Auf dem Hügel jenseits der Hauptstraße nach Chennai stehen der »Ashram der Gnade« und das »Haus des Friedens«, die Wirkungsstätten des französischen katholischen Geistlichen. Er hält sich gerade in China auf. Deshalb geben John Pieter und Abilesh, Sozialarbeiter beim »Orden der Schwestern und Brüder des Heiligen Johannes«, Auskunft über die Tsunami-Hilfe. Jeden Tag beliefern sie mehr als 70 alte Leute in der Siedlung mit einer warmen Mahlzeit. Die Ausgaben für medizinische Notfälle trägt Pater Dominique. Außerdem hat er Witwen Kredit gewährt, damit sie sich durch ein Kleingewerbe ihren Lebensunterhalt sichern können. Für junge Männer laufen technische Ausbildungskurse, zum Beispiel für Schweißarbeiten. Sie enden mit einem Facharbeiterabschluss, der auch in Singapur und Malaysia anerkannt wird. Der Ashram der Gnade hilft auch bei der Vermittlung der Absolventen und bei der Visa-Beschaffung. Für Frauen unterhält er eine Schneiderstube. Und am Abend kommen 140 Mädchen und Jungen zum Nachhilfeunterricht. Den sowie einen dazu gehörenden Imbiss bezahlt Pater Dominique.
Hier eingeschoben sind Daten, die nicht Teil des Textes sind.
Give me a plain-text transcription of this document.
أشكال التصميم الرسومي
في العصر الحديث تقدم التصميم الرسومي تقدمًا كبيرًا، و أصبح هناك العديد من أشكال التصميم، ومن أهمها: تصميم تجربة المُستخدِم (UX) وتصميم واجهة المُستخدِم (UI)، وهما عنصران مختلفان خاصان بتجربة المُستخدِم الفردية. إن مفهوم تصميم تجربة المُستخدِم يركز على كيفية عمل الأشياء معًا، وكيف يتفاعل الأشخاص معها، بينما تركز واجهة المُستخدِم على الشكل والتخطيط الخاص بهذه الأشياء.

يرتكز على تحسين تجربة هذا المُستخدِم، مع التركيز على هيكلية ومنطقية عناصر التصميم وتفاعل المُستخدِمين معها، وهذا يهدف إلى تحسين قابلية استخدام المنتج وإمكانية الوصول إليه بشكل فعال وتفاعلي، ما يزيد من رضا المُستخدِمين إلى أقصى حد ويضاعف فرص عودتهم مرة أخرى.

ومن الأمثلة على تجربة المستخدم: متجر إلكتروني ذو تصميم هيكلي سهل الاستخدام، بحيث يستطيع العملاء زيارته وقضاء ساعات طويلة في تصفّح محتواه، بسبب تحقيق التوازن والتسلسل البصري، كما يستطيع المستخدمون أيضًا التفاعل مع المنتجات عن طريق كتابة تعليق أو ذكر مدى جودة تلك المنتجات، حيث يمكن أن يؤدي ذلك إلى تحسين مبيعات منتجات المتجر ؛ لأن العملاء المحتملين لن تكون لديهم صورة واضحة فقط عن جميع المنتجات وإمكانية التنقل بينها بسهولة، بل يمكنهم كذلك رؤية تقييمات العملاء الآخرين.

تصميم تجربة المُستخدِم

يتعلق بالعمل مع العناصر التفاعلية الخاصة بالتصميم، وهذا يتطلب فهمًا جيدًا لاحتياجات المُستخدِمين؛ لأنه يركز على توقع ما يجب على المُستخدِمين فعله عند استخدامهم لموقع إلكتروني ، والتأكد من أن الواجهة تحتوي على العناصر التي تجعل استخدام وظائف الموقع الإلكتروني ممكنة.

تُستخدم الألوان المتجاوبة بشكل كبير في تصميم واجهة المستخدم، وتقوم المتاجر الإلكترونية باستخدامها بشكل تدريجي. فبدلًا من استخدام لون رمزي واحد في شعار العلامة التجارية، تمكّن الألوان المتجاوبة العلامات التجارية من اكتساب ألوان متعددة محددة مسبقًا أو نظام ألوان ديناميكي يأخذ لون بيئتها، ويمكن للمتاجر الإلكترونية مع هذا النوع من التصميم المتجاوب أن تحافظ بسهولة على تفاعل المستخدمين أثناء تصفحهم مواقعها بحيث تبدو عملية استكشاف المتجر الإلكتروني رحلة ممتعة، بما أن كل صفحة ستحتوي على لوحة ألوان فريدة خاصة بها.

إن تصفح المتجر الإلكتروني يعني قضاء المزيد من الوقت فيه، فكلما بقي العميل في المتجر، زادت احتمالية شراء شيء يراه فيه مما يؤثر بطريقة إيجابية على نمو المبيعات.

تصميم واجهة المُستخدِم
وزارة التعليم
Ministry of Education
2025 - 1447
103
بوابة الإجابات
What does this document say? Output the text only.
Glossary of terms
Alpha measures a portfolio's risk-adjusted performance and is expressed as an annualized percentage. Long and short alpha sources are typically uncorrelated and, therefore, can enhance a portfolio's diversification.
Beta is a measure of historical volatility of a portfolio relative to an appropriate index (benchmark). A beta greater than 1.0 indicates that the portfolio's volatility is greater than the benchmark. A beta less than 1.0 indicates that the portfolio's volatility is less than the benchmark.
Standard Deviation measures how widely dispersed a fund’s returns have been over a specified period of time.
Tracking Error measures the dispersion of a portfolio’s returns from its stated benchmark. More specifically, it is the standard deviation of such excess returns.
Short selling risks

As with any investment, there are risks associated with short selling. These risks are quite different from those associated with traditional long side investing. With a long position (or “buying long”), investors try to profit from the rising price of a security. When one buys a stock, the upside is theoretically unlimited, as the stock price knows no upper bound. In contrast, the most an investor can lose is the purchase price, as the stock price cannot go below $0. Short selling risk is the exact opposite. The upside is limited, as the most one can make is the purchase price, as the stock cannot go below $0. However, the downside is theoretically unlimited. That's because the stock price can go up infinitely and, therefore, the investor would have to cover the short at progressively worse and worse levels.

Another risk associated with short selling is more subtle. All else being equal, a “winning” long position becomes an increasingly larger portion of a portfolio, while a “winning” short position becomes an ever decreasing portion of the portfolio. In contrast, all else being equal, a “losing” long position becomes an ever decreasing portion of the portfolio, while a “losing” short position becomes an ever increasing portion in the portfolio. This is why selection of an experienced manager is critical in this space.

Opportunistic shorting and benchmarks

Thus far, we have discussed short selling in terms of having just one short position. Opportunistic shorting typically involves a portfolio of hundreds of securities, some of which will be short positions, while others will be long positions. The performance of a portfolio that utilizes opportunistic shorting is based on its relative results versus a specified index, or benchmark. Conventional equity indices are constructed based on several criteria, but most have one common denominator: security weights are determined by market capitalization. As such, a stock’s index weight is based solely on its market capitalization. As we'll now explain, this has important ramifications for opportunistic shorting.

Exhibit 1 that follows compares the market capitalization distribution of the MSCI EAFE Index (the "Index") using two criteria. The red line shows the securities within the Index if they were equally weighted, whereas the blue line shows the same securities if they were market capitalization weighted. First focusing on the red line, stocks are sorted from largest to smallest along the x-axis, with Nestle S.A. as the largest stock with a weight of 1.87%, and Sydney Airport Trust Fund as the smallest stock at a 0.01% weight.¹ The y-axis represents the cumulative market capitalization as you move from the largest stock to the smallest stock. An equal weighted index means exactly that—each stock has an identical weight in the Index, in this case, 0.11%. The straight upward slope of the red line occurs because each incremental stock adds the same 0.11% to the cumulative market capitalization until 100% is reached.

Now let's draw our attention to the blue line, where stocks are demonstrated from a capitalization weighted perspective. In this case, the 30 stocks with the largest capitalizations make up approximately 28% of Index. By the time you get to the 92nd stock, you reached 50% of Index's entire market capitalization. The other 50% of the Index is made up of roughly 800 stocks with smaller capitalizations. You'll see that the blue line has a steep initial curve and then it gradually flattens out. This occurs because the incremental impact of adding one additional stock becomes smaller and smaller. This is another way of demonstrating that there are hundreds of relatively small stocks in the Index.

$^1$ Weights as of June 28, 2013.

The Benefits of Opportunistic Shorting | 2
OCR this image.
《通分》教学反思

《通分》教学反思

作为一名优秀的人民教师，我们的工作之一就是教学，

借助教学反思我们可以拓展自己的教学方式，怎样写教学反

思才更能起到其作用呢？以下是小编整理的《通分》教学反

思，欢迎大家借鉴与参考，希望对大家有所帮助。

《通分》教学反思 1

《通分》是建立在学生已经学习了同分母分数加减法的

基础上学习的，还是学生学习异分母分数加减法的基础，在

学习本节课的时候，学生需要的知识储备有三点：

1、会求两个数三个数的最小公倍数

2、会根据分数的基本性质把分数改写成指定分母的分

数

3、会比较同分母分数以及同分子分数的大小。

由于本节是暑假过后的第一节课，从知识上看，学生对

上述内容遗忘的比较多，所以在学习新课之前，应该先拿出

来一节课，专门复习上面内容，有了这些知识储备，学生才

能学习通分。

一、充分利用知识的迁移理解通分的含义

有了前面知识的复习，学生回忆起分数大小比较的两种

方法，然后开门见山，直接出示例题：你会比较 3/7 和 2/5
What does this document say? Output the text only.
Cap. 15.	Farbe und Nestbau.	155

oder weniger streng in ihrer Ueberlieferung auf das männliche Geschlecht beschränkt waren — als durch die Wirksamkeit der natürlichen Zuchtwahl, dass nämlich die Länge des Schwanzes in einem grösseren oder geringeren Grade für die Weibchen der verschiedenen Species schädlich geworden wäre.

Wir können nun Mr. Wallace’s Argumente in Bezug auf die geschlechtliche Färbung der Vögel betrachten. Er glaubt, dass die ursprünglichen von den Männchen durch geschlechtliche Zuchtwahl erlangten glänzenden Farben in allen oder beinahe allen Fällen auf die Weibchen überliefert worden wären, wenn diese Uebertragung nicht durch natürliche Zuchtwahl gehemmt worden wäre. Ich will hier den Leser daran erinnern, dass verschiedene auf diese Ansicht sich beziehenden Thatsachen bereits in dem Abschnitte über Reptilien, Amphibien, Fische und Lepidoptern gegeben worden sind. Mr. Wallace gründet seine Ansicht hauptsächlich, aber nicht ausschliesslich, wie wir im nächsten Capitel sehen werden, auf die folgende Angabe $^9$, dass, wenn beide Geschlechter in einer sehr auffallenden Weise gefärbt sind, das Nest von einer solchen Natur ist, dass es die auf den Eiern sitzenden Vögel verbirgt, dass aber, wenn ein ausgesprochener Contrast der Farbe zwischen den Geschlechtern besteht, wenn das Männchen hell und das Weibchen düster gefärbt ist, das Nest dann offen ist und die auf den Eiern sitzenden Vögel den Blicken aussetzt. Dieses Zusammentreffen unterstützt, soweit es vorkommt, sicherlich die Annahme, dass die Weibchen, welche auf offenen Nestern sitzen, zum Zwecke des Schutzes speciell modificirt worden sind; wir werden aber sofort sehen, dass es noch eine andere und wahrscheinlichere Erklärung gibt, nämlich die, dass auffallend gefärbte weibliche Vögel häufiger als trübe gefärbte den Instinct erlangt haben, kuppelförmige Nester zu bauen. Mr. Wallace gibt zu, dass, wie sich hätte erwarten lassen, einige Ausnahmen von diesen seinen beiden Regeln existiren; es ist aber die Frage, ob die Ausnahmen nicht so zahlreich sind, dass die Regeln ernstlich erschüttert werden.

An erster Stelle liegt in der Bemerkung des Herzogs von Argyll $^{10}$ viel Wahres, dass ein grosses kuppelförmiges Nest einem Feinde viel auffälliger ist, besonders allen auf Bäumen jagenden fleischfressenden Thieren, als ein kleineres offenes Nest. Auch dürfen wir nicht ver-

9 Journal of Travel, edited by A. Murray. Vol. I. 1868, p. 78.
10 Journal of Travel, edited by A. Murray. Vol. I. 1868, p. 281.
Auf dem Hügel suchten nach dem Tsunami hunderte Fischerfamilien aus Chinnakalapet Zuflucht. Pater Dominique und die Ordensschwestern und -brüder leisteten unten am Strand Erste Hilfe, bargen Tote, schafften Verletzte mit dem Ambulanzfahrzeug in die Krankenhäuser und versorgten und beköstigten die Flüchtlinge im Ashram, bis die staatliche Hilfe einsetzte. »Das war eine notwendige Sonderaktion«, sagt John Pieter und verweist dann auf einen ständigen Samariterdienst des Ordens. Im 1999 eröffneten »Haus des Friedens« werden rund um die Uhr HIV-positive Patienten und AIDS-Kranke, darunter 15 Waisenkinder, betreut und behandelt. Die Erwachsenen, von den Familien verstoßen, vom Arbeitsplatz verjagt und mit dem Stigma »Unberührbarer« behaftet, finden hier ein neues Zuhause, erhalten liebe- und verständnisvolle Pflege. Einige Kinder besuchen reguläre Schulen, andere werden im »Haus des Friedens« informell unterrichtet.

Die tägliche Arbeit und die gezielten Aufklärungskampagnen Pater Dominiques, aber auch die durch den Tsunami zeitweise erzwungenen Kontakte zwischen Patienten und Flüchtlingen, beispielsweise bei der gemeinsamen Essenzubereitung, haben dazu beigetragen, dass zumindest in Chinnakalapet die Berührungsängste zu HIV/AIDS-Kranken spürbar schwanden.